Perhaps an acoustic labyrinth is where the acoustic minotaur hangs out?
OK, terrible joke – now the serious stuff. There are basically two ways to design a microphone. The first is where one side of the diaphragm is open to the air, and the other side is completely sealed. The second is to have both sides open to the air. (I suppose you might also consider having both sides sealed as a third type, but this won't pick up much sound!).
The type where only one side is open is known as the 'pressure microphone' as it is sensitive to tiny variations in the pressure of the surrounding air, caused by sound waves. Pressure is a so-called scalar quantity and has no direction. Pressure 'presses' equally in all directions, therefore this microphone is omnidirectional.
The type where both sides are open is known as a 'pressure gradient microphone' and is sensitive to the difference in pressure between the front and rear of the diaphragm. Pressure gradient is a vector quantity and does possess direction.

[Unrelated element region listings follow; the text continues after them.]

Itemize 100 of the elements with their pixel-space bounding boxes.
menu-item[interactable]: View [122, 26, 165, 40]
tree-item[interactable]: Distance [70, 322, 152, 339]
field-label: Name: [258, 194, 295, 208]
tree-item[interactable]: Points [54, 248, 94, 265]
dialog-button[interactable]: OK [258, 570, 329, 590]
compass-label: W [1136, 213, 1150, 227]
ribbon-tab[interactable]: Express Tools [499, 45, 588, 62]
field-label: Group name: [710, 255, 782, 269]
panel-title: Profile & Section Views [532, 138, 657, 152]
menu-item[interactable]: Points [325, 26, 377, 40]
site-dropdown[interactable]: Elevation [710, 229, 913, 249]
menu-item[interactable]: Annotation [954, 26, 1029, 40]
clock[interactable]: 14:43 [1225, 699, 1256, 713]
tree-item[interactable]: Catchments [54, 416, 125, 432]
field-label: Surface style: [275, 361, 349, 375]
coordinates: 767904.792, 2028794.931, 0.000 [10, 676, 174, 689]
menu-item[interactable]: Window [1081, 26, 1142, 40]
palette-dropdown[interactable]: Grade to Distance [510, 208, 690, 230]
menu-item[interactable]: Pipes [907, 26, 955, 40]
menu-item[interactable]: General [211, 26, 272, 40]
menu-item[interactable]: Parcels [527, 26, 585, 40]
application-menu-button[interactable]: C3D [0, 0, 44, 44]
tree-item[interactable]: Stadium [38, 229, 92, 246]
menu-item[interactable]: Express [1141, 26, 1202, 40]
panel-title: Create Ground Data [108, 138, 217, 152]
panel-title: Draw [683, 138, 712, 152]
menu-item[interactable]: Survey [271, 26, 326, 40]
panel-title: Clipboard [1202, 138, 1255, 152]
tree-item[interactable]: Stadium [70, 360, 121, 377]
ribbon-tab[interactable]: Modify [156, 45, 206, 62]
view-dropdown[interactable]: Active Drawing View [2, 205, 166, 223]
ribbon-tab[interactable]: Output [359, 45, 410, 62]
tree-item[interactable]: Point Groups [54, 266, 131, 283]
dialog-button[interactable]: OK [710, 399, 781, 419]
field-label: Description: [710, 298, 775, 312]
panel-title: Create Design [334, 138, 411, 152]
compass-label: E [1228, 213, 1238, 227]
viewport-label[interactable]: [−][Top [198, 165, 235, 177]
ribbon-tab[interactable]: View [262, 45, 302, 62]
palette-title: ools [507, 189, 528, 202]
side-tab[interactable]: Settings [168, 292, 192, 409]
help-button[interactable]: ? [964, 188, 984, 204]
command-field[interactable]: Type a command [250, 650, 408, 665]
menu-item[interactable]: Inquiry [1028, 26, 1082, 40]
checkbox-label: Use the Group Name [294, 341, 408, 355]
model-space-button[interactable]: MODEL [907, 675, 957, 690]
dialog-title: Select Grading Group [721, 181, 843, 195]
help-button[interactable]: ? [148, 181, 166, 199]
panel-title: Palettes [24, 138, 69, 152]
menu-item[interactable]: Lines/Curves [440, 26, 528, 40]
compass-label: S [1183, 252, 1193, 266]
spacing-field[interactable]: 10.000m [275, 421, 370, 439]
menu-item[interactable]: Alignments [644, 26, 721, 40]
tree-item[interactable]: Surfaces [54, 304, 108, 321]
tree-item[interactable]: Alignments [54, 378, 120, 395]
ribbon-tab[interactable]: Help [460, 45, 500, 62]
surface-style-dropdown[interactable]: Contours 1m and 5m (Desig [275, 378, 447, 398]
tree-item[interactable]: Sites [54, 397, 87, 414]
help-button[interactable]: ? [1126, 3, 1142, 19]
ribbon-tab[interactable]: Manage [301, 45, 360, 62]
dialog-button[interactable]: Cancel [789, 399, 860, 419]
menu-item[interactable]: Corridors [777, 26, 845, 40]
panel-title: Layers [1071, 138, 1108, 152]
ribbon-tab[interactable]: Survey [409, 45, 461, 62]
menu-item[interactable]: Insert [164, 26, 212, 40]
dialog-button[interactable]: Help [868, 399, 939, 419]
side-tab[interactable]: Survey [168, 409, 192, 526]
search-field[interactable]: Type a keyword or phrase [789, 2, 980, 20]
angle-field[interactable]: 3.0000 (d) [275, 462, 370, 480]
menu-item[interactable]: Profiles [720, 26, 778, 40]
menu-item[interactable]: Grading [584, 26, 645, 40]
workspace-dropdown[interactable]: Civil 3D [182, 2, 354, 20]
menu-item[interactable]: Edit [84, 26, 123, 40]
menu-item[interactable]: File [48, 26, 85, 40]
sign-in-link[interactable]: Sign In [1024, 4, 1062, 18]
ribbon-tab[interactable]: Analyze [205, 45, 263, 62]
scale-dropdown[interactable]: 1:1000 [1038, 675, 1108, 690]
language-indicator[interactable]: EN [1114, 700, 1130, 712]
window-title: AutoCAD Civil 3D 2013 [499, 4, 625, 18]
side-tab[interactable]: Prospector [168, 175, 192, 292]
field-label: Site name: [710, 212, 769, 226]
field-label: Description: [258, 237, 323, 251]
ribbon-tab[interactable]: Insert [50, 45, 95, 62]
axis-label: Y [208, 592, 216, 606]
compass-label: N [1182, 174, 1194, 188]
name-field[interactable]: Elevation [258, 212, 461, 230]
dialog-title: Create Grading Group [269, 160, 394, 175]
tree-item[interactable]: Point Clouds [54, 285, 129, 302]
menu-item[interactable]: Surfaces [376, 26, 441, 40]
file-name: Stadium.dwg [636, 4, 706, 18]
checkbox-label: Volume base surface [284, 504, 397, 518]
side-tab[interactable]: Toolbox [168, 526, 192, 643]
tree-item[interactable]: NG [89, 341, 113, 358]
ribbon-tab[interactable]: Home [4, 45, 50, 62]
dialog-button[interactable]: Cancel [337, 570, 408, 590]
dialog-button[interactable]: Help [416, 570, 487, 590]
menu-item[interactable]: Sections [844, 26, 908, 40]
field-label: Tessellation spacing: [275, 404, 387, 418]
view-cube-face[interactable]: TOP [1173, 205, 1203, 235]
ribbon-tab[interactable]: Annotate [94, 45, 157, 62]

Therefore this microphone is directional, and logically enough it is equally sensitive to the front and to the rear, but not sensitive at all at the sides.

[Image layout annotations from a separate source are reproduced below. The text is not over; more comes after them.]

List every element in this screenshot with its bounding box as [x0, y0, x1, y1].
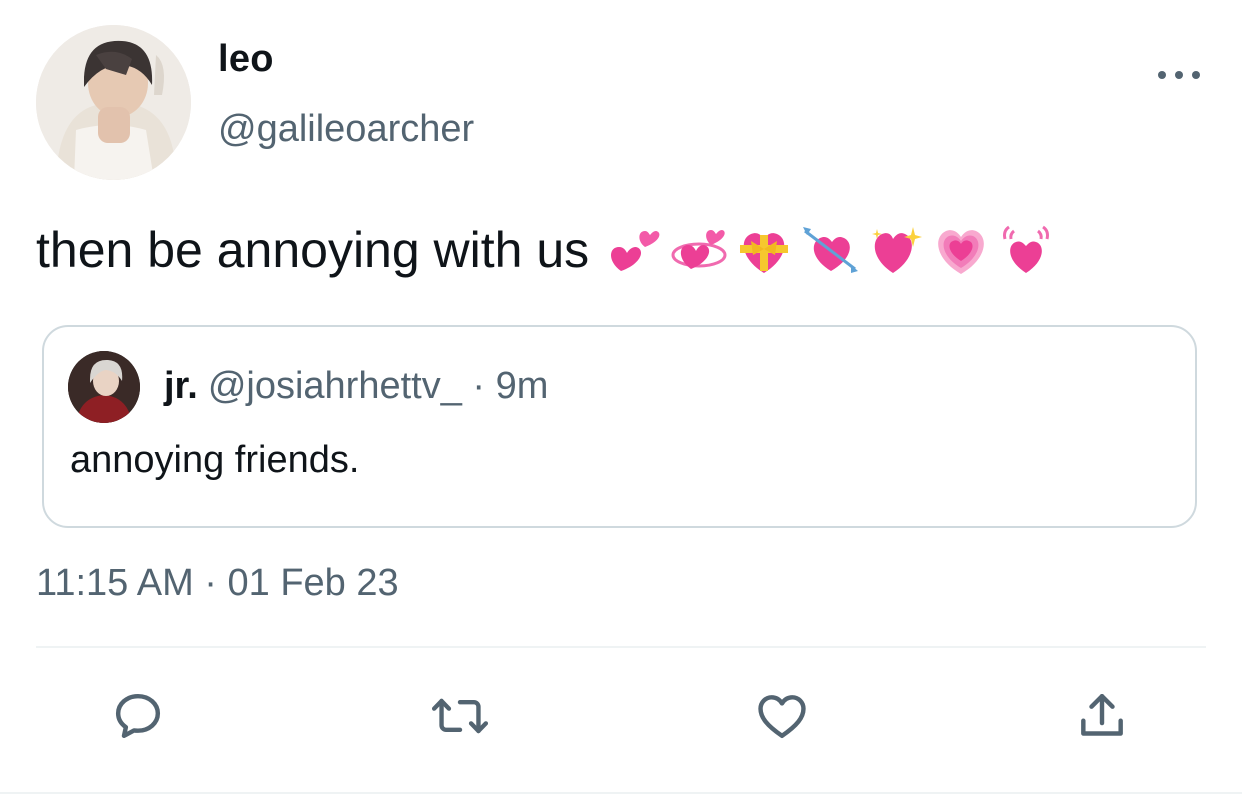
retweet-button[interactable]	[430, 686, 490, 746]
like-button[interactable]	[752, 686, 812, 746]
tweet-text: then be annoying with us	[36, 220, 1053, 280]
quoted-text: annoying friends.	[70, 439, 360, 481]
beating-heart-icon	[1003, 225, 1050, 273]
author-handle[interactable]: @galileoarcher	[218, 108, 474, 151]
share-button[interactable]	[1072, 686, 1132, 746]
growing-heart-icon	[938, 230, 985, 274]
reply-button[interactable]	[108, 686, 168, 746]
revolving-hearts-icon	[671, 230, 727, 269]
quoted-display-name[interactable]: jr.	[164, 365, 198, 407]
retweet-icon	[431, 698, 489, 734]
dot	[1158, 71, 1166, 79]
like-icon	[758, 695, 806, 739]
sparkling-heart-icon	[872, 227, 923, 273]
emoji-row	[607, 225, 1053, 275]
quoted-tweet[interactable]: jr. @josiahrhettv_ · 9m annoying friends.	[42, 325, 1197, 528]
quoted-handle-time: @josiahrhettv_ · 9m	[207, 365, 549, 407]
author-display-name[interactable]: leo	[218, 38, 274, 81]
profile-photo	[36, 25, 191, 180]
tweet-timestamp[interactable]: 11:15 AM · 01 Feb 23	[36, 562, 399, 605]
profile-photo	[68, 351, 140, 423]
more-options-icon[interactable]	[1158, 60, 1200, 90]
divider	[36, 646, 1206, 648]
heart-with-arrow-icon	[803, 227, 859, 273]
dot	[1175, 71, 1183, 79]
quoted-header: jr. @josiahrhettv_ · 9m	[164, 365, 548, 408]
reply-icon	[115, 693, 161, 739]
author-avatar[interactable]	[36, 25, 191, 180]
dot	[1192, 71, 1200, 79]
share-icon	[1081, 693, 1123, 736]
quoted-author-avatar[interactable]	[68, 351, 140, 423]
bottom-divider	[0, 792, 1242, 794]
two-hearts-icon	[611, 231, 660, 271]
tweet-text-content: then be annoying with us	[36, 222, 590, 278]
heart-with-ribbon-icon	[740, 233, 789, 273]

So where do we get the cardioid microphone from, which is sensitive to the front, fairly sensitive at the sides, but totally insensitive at the back? The answer is to create a sort of halfway house between the pressure microphone and the pressure gradient microphone. This is done by allowing one side of the diaphragm to be completely open, the other side is partially open through an acoustic labyrinth that controls access to the rear. This is technically difficult to accomplish and early cardioid microphones had poor performance compared to omnidirectionals and figure-of-eights. However, microphone manufacturers have made impressive achievements and now there is little about a good quality cardioid microphone to criticize.
The acoustic labyrinth also features in the hypercardioid microphone.